Com a defesa da liberdade como livre-arbítrio a partir da tradição cristã, particularmente, a liberdade deixa, por sua vez, é mitigada em seu valor de positividade e passa a ser vista mais de modo negativo. Antes de Nietzsche, e como professor dele, Schopenhauer já percebera a negatividade da liberdade no sentido do livre-arbítrio e a defenderá em seu texto O livre-arbítrio. Antes dele, também Agostinho expusera esta questão no sentido propriamente religioso, ainda que filosófico, mas é apenas em Schopenhauer que esta questão sai do âmbito da religiosidade, ainda que filosófica, para retomar sob um aspecto propriamente filosófico.

O fato de na obra de Schopenhauer a liberdade se defrontar diretamente com a necessidade já demonstra claramente que a liberdade tem um limite e que a questão da liberdade é a questão do livre-arbítrio, isto é, da decisão entre a liberdade e a necessidade. A liberdade, neste caso, não é algo imperativo, não é ela mesma uma necessidade. A necessidade foi dissociada dela na medida em que, acima da necessidade humana de liberdade, está a obediência a Deus, isto é, a liberdade no sentido religioso, o que será o grande dilema de todo o cristianismo no que diz respeito ao livre-arbítrio, na medida de se saber até que ponto a liberdade é permitida ou proibida.

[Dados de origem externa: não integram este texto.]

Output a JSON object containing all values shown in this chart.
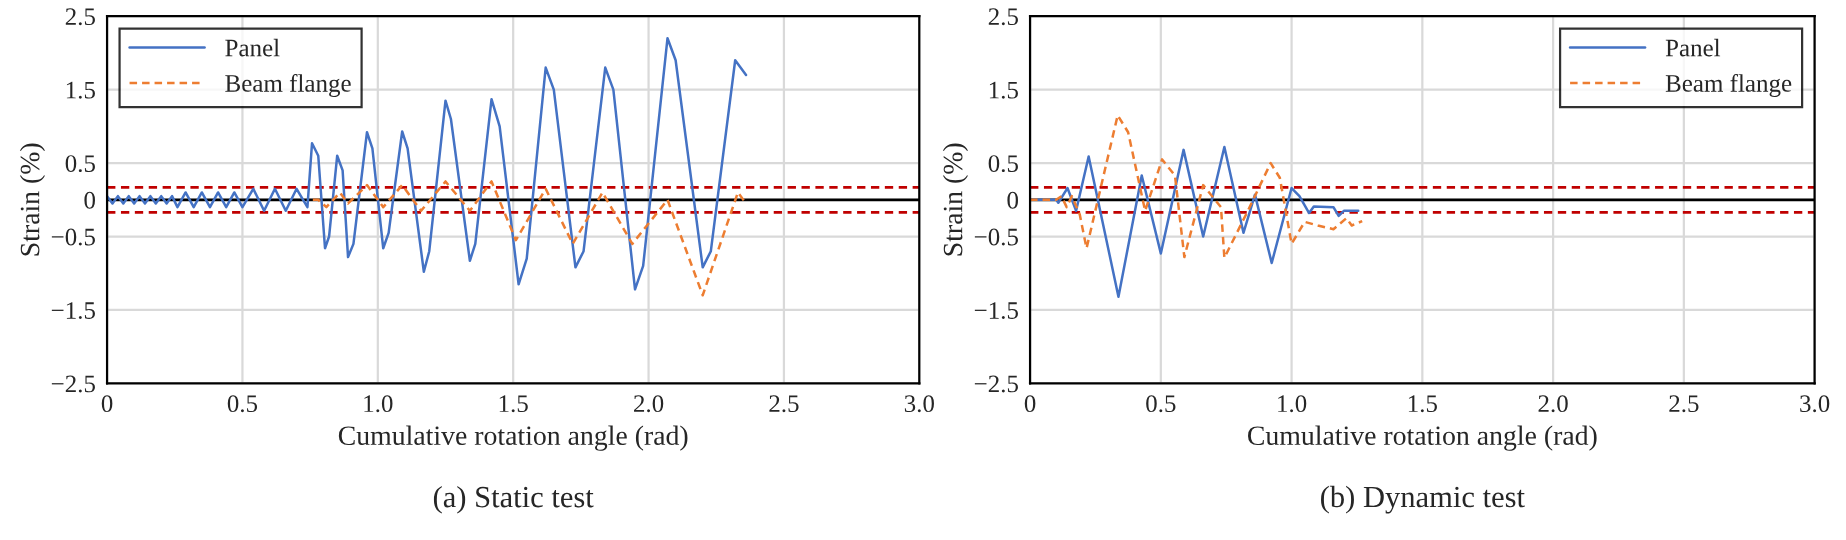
{
  "chart_data": [
    {
      "type": "line",
      "title": "(a) Static test",
      "xlabel": "Cumulative rotation angle (rad)",
      "ylabel": "Strain (%)",
      "xlim": [
        0,
        3.0
      ],
      "xticks": [
        0,
        0.5,
        {
          "value": 1.0,
          "label": "1.0"
        },
        1.5,
        {
          "value": 2.0,
          "label": "2.0"
        },
        2.5,
        {
          "value": 3.0,
          "label": "3.0"
        }
      ],
      "ylim": [
        -2.5,
        2.5
      ],
      "yticks": [
        {
          "value": -2.5,
          "label": "−2.5"
        },
        {
          "value": -1.5,
          "label": "−1.5"
        },
        {
          "value": -0.5,
          "label": "−0.5"
        },
        0,
        0.5,
        1.5,
        2.5
      ],
      "grid": true,
      "legend": "top left",
      "ref_lines": [
        {
          "axis": "y",
          "value": 0,
          "color": "#000000",
          "line_style": "solid"
        },
        {
          "axis": "y",
          "value": 0.17,
          "color": "#c00000",
          "line_style": "dashed"
        },
        {
          "axis": "y",
          "value": -0.17,
          "color": "#c00000",
          "line_style": "dashed"
        }
      ],
      "series": [
        {
          "name": "Panel",
          "color": "#4472c4",
          "line_style": "solid",
          "x": [
            0,
            0.02,
            0.04,
            0.06,
            0.08,
            0.1,
            0.12,
            0.14,
            0.16,
            0.18,
            0.2,
            0.22,
            0.24,
            0.26,
            0.29,
            0.32,
            0.35,
            0.38,
            0.41,
            0.44,
            0.47,
            0.5,
            0.54,
            0.58,
            0.62,
            0.66,
            0.7,
            0.74,
            0.757,
            0.78,
            0.805,
            0.82,
            0.85,
            0.87,
            0.89,
            0.91,
            0.96,
            0.98,
            1.02,
            1.04,
            1.09,
            1.11,
            1.17,
            1.19,
            1.25,
            1.27,
            1.34,
            1.36,
            1.42,
            1.45,
            1.52,
            1.55,
            1.62,
            1.65,
            1.73,
            1.76,
            1.84,
            1.87,
            1.95,
            1.98,
            2.07,
            2.1,
            2.2,
            2.23,
            2.32,
            2.36
          ],
          "values": [
            0.05,
            -0.05,
            0.05,
            -0.05,
            0.05,
            -0.05,
            0.05,
            -0.05,
            0.05,
            -0.05,
            0.05,
            -0.05,
            0.05,
            -0.1,
            0.1,
            -0.1,
            0.1,
            -0.1,
            0.1,
            -0.1,
            0.1,
            -0.1,
            0.15,
            -0.15,
            0.15,
            -0.15,
            0.15,
            -0.1,
            0.77,
            0.6,
            -0.66,
            -0.5,
            0.6,
            0.4,
            -0.78,
            -0.6,
            0.92,
            0.7,
            -0.66,
            -0.45,
            0.93,
            0.7,
            -0.98,
            -0.7,
            1.35,
            1.1,
            -0.83,
            -0.6,
            1.37,
            1.0,
            -1.15,
            -0.8,
            1.8,
            1.5,
            -0.92,
            -0.7,
            1.8,
            1.5,
            -1.22,
            -0.9,
            2.2,
            1.9,
            -0.92,
            -0.7,
            1.9,
            1.7
          ]
        },
        {
          "name": "Beam flange",
          "color": "#ed7d31",
          "line_style": "dashed",
          "x": [
            0.76,
            0.78,
            0.81,
            0.86,
            0.89,
            0.96,
            1.02,
            1.09,
            1.16,
            1.25,
            1.34,
            1.42,
            1.51,
            1.62,
            1.72,
            1.83,
            1.94,
            2.07,
            2.2,
            2.33,
            2.36
          ],
          "values": [
            0,
            0.0,
            -0.1,
            0.1,
            -0.05,
            0.2,
            -0.1,
            0.2,
            -0.15,
            0.25,
            -0.15,
            0.25,
            -0.55,
            0.15,
            -0.6,
            0.1,
            -0.6,
            0.0,
            -1.3,
            0.1,
            -0.05
          ]
        }
      ]
    },
    {
      "type": "line",
      "title": "(b) Dynamic test",
      "xlabel": "Cumulative rotation angle (rad)",
      "ylabel": "Strain (%)",
      "xlim": [
        0,
        3.0
      ],
      "xticks": [
        0,
        0.5,
        {
          "value": 1.0,
          "label": "1.0"
        },
        1.5,
        {
          "value": 2.0,
          "label": "2.0"
        },
        2.5,
        {
          "value": 3.0,
          "label": "3.0"
        }
      ],
      "ylim": [
        -2.5,
        2.5
      ],
      "yticks": [
        {
          "value": -2.5,
          "label": "−2.5"
        },
        {
          "value": -1.5,
          "label": "−1.5"
        },
        {
          "value": -0.5,
          "label": "−0.5"
        },
        0,
        0.5,
        1.5,
        2.5
      ],
      "grid": true,
      "legend": "top right",
      "ref_lines": [
        {
          "axis": "y",
          "value": 0,
          "color": "#000000",
          "line_style": "solid"
        },
        {
          "axis": "y",
          "value": 0.17,
          "color": "#c00000",
          "line_style": "dashed"
        },
        {
          "axis": "y",
          "value": -0.17,
          "color": "#c00000",
          "line_style": "dashed"
        }
      ],
      "series": [
        {
          "name": "Panel",
          "color": "#4472c4",
          "line_style": "solid",
          "x": [
            0,
            0.1,
            0.108,
            0.143,
            0.176,
            0.224,
            0.338,
            0.427,
            0.5,
            0.587,
            0.662,
            0.743,
            0.816,
            0.86,
            0.924,
            1.0,
            1.03,
            1.067,
            1.085,
            1.16,
            1.18,
            1.2,
            1.255
          ],
          "values": [
            0,
            0,
            -0.04,
            0.16,
            -0.15,
            0.59,
            -1.32,
            0.33,
            -0.73,
            0.68,
            -0.5,
            0.72,
            -0.45,
            0.07,
            -0.86,
            0.16,
            0.05,
            -0.18,
            -0.09,
            -0.1,
            -0.22,
            -0.15,
            -0.15
          ]
        },
        {
          "name": "Beam flange",
          "color": "#ed7d31",
          "line_style": "dashed",
          "x": [
            0,
            0.1,
            0.12,
            0.14,
            0.16,
            0.19,
            0.216,
            0.335,
            0.375,
            0.44,
            0.505,
            0.554,
            0.59,
            0.662,
            0.73,
            0.743,
            0.83,
            0.92,
            0.955,
            1.0,
            1.05,
            1.1,
            1.16,
            1.21,
            1.23,
            1.27
          ],
          "values": [
            0,
            0,
            0.05,
            -0.1,
            0.05,
            -0.2,
            -0.66,
            1.15,
            0.92,
            -0.15,
            0.55,
            0.33,
            -0.78,
            0.2,
            -0.1,
            -0.79,
            -0.17,
            0.5,
            0.3,
            -0.6,
            -0.3,
            -0.35,
            -0.4,
            -0.25,
            -0.35,
            -0.29
          ]
        }
      ]
    }
  ]
}
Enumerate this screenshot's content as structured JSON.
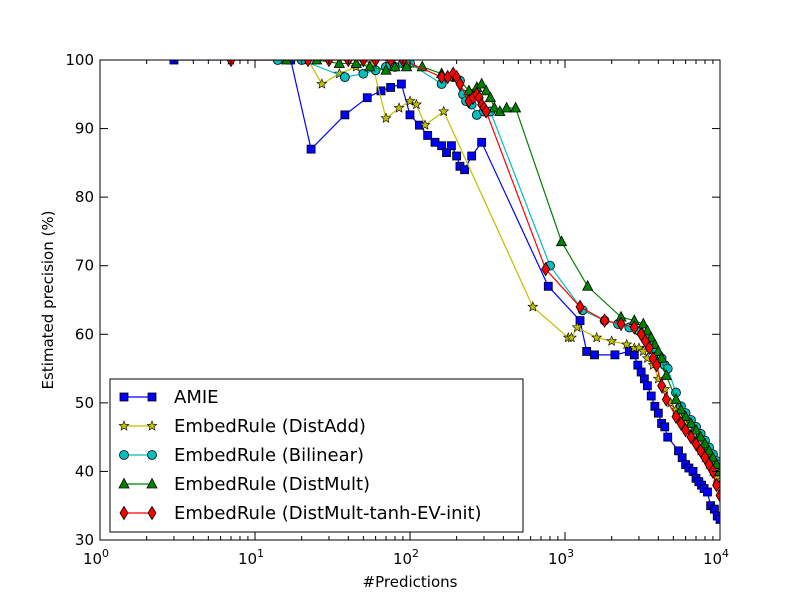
{
  "chart_data": {
    "type": "line",
    "xscale": "log",
    "xlabel": "#Predictions",
    "ylabel": "Estimated precision (%)",
    "xlim": [
      1,
      10000
    ],
    "ylim": [
      30,
      100
    ],
    "x_ticks": [
      {
        "value": 1,
        "base": "10",
        "exp": "0"
      },
      {
        "value": 10,
        "base": "10",
        "exp": "1"
      },
      {
        "value": 100,
        "base": "10",
        "exp": "2"
      },
      {
        "value": 1000,
        "base": "10",
        "exp": "3"
      },
      {
        "value": 10000,
        "base": "10",
        "exp": "4"
      }
    ],
    "y_ticks": [
      30,
      40,
      50,
      60,
      70,
      80,
      90,
      100
    ],
    "legend_position": "lower-left",
    "series": [
      {
        "name": "AMIE",
        "color": "#0000ff",
        "marker": "square",
        "x": [
          3,
          17,
          23,
          38,
          53,
          65,
          75,
          88,
          100,
          115,
          130,
          145,
          160,
          172,
          185,
          200,
          210,
          225,
          250,
          290,
          780,
          1250,
          1380,
          1550,
          2100,
          2600,
          2800,
          2950,
          3100,
          3250,
          3400,
          3600,
          3800,
          4000,
          4200,
          4400,
          4600,
          5400,
          5700,
          6000,
          6300,
          6700,
          7000,
          7300,
          7600,
          7900,
          8300,
          8700,
          9200,
          9600,
          10000
        ],
        "y": [
          100,
          100,
          87,
          92,
          94.5,
          95.5,
          96,
          96.5,
          92,
          90.5,
          89,
          88,
          87.5,
          86.5,
          87.5,
          86,
          84.5,
          84,
          86,
          88,
          67,
          62,
          57.5,
          57,
          57,
          57.5,
          57,
          55.5,
          54.5,
          53.5,
          52.5,
          51,
          49.5,
          48.5,
          47,
          46.5,
          45,
          43,
          42,
          41,
          40.5,
          40,
          39,
          38.5,
          38,
          37.5,
          37,
          35,
          34.5,
          33.5,
          33
        ]
      },
      {
        "name": "EmbedRule (DistAdd)",
        "color": "#bfbf00",
        "marker": "star",
        "x": [
          7,
          22,
          27,
          35,
          45,
          57,
          70,
          85,
          100,
          110,
          125,
          165,
          620,
          1050,
          1100,
          1200,
          1600,
          2000,
          2500,
          2800,
          3000,
          3200,
          3400,
          3700,
          4000,
          4400,
          4800,
          5200,
          5600,
          6000,
          6500,
          7000,
          7500,
          8000,
          8500,
          9000,
          9500,
          10000
        ],
        "y": [
          100,
          100,
          96.5,
          98,
          99,
          99.5,
          91.5,
          93,
          94,
          93.5,
          90.5,
          92.5,
          64,
          59.5,
          59.5,
          61,
          59.5,
          59,
          58.5,
          58,
          58,
          57.5,
          56.5,
          55.5,
          53.5,
          52,
          50,
          49,
          48,
          47,
          45.5,
          44.5,
          43,
          42,
          41,
          40,
          39,
          38
        ]
      },
      {
        "name": "EmbedRule (Bilinear)",
        "color": "#00bfbf",
        "marker": "circle",
        "x": [
          14,
          20,
          38,
          50,
          60,
          70,
          80,
          90,
          100,
          160,
          190,
          210,
          220,
          230,
          250,
          270,
          300,
          330,
          800,
          1300,
          1800,
          2200,
          2600,
          3000,
          3300,
          3600,
          3800,
          4000,
          4200,
          4400,
          4600,
          5200,
          5600,
          6000,
          6500,
          7000,
          7500,
          8000,
          8500,
          9000,
          9500,
          10000
        ],
        "y": [
          100,
          100,
          97.5,
          98,
          98.5,
          99,
          99,
          99.5,
          99.5,
          96.5,
          97.5,
          97,
          95,
          94,
          93.5,
          92,
          92.5,
          92.5,
          70,
          63.5,
          62,
          61.5,
          61,
          60.5,
          59.5,
          58.5,
          57.5,
          57,
          56.5,
          55.5,
          55,
          51.5,
          49.5,
          48.5,
          47.5,
          46.5,
          45.5,
          44.5,
          43.5,
          42.5,
          41.5,
          41
        ]
      },
      {
        "name": "EmbedRule (DistMult)",
        "color": "#008000",
        "marker": "triangle",
        "x": [
          16,
          25,
          35,
          45,
          55,
          70,
          80,
          95,
          120,
          160,
          200,
          240,
          270,
          290,
          310,
          330,
          350,
          380,
          420,
          480,
          950,
          1400,
          2300,
          2800,
          3200,
          3400,
          3600,
          3800,
          4000,
          4200,
          4500,
          5200,
          5600,
          6000,
          6500,
          7000,
          7500,
          8000,
          8500,
          9000,
          9500,
          10000
        ],
        "y": [
          100,
          100,
          99.5,
          99.5,
          99,
          98.5,
          99,
          99,
          99,
          98,
          97.5,
          95.5,
          96,
          96.5,
          95.5,
          94.5,
          93,
          92.5,
          93,
          93,
          73.5,
          67,
          62.5,
          62,
          61.5,
          60.5,
          59.5,
          58.5,
          57.5,
          56.5,
          54,
          50.5,
          49,
          48,
          47,
          46,
          45,
          44,
          43,
          42,
          41,
          40
        ]
      },
      {
        "name": "EmbedRule (DistMult-tanh-EV-init)",
        "color": "#ff0000",
        "marker": "diamond",
        "x": [
          7,
          22,
          30,
          40,
          50,
          60,
          75,
          90,
          160,
          175,
          190,
          200,
          210,
          240,
          255,
          270,
          280,
          290,
          300,
          310,
          750,
          1250,
          1800,
          2300,
          2800,
          3100,
          3300,
          3500,
          3700,
          3900,
          4200,
          4500,
          5200,
          5600,
          6000,
          6500,
          7000,
          7500,
          8000,
          8500,
          9000,
          9500,
          10000
        ],
        "y": [
          100,
          100,
          100,
          100,
          100,
          100,
          100,
          100,
          97.5,
          97.5,
          98,
          97.5,
          96.5,
          94,
          94.5,
          95,
          94.5,
          93.5,
          93,
          92.5,
          69.5,
          64,
          62,
          61.5,
          61,
          60,
          59,
          58,
          56.5,
          55.5,
          52.5,
          50.5,
          48,
          47,
          46,
          45,
          44,
          43,
          42,
          41,
          40,
          38,
          36.5
        ]
      }
    ]
  }
}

Neste ponto, tornamos novamente a Platão e no sincretismo de Sócrates com Cristo produzido pelo cristianismo, ambos condenados, ambos mortos pelo que acreditavam, ambos vistos como "heróis", porém, aquele no sentido heroico grego de conquista da liberdade e este, porém, no sentido heroico de perda da liberdade, posto que se Cristo salva, todos devem contudo ser obedientes à sua religião para serem salvos. Cristo, neste sentido, difere de Sócrates que não prende ninguém nem tão pouco quer salvar ninguém como todo filósofo, e passa a ser a expressão de toda e qualquer lei, religiosa, moral ou política, a qual permite ou proíbe a liberdade por meio de um livre-arbítrio. O que a liberdade é vista de modo paradoxal em relação a isto, como observa muito bem Schopenhauer, pois a liberdade advinda do livre-arbítrio em relação à lei é tanto positiva como negativa, e, para ele, muito mais negativa diante de seu pessimismo.

O que se coloca como lei à liberdade é propriamente a necessidade de se pôr um limite à liberdade, a necessidade da liberdade ser limitada, ou ainda, mais propriamente, a necessidade ela mesma como um limite à liberdade. Isto é, tudo aquilo que se colocara anteriormente como responsabilidade, respeito, obediência em relação a Deus é colocado como necessidade ou lei necessária a qual, caso não seja, colocada como limite à liberdade, coloca-se como culpa, a pena, a punição. A questão, todavia, é porque a liberdade é limitada, isto é, porque mesmo sendo tão necessária à lei, ela deve ser vista sempre com ressalva, porque tão positiva em tudo que ela permite, ela se torna tão negativa, enfim, porque ao mesmo tempo que ela é afirmada ela é negada.

...Eros: o mais belo entre Deuses imortais,
solta-membros dos Deuses todos e dos homens todos
ele doma no peito o espírito e a prudente vontade.
(Hesíodo, 1992, p. 111, vv. 120-22)
Ninguém expressou melhor a liberdade do que Hesíodo em sua Teogonia e ninguém depois dele deixou de perceber a necessidade e porque de um limite a ela.